Adalimumab and Antidrug Antibodies in Plaque Psoriasis Patients
A study published in late 2013 indicated that there is strong correlation between adalimumab and antidrug antibody (ADA) formation in plaque psorasis patients. The antibodies affect clinical response of adalimumab, a human monoclonial immunoglobulin G1 antibody and tumor necrosis factor antagonist.
The study recently published was an extension of an earlier study that had looked at 29 plaque psoriasis patients followed up for 24 weeks. The cohort extended to 80 patients and the follow-up time to one year.

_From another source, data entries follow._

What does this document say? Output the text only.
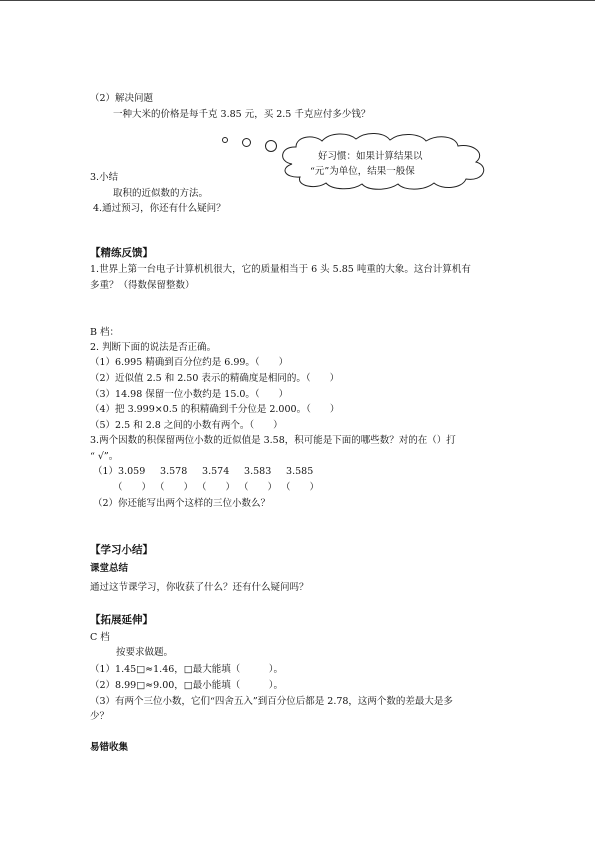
（2）解决问题
一种大米的价格是每千克 3.85 元，买 2.5 千克应付多少钱？
好习惯：如果计算结果以
“元”为单位，结果一般保
3.小结
取积的近似数的方法。
4.通过预习，你还有什么疑问？
【精练反馈】
1.世界上第一台电子计算机机很大，它的质量相当于 6 头 5.85 吨重的大象。这台计算机有
多重？（得数保留整数）
B 档：
2. 判断下面的说法是否正确。
（1）6.995 精确到百分位约是 6.99。（　　）
（2）近似值 2.5 和 2.50 表示的精确度是相同的。（　　）
（3）14.98 保留一位小数约是 15.0。（　　）
（4）把 3.999×0.5 的积精确到千分位是 2.000。（　　）
（5）2.5 和 2.8 之间的小数有两个。（　　）
3.两个因数的积保留两位小数的近似值是 3.58，积可能是下面的哪些数？对的在（）打
“ √”。
（1）3.059 3.578 3.574 3.583 3.585
（　　） （　　） （　　） （　　） （　　）
（2）你还能写出两个这样的三位小数么？
【学习小结】
课堂总结
通过这节课学习，你收获了什么？还有什么疑问吗？
【拓展延伸】
C 档
按要求做题。
（1）1.45□≈1.46，□最大能填（　　　）。
（2）8.99□≈9.00，□最小能填（　　　）。
（3）有两个三位小数，它们“四舍五入”到百分位后都是 2.78，这两个数的差最大是多
少？
易错收集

The 80 psoriasis patients were treated with adalimumab. The disease severity was assessed and blood samples were taken. At baseline and weeks 12, 24, and 52, the adalimumab and ADA concentrations were ascertained. By week 24, 90% of the cohort displayed ADA formation. The study further supported that there is a strong correlation between adalimumab and ADA formation.
In order in control bias in the study, the assessors of patients’ Psoriasis Area and Severity Index (PASI) were not made aware of the presence of adalimumab or serum concentration in each case. Nor were those looking at serum samples made aware of PASI severity.
The study also concluded that those who do not display antidrug antibodies in the first 24 weeks are not likely to develop it in the future. If ADAs are not present, dose shortening can be useful. Once ADAs are displayed, however, dose shortening is not efficacious.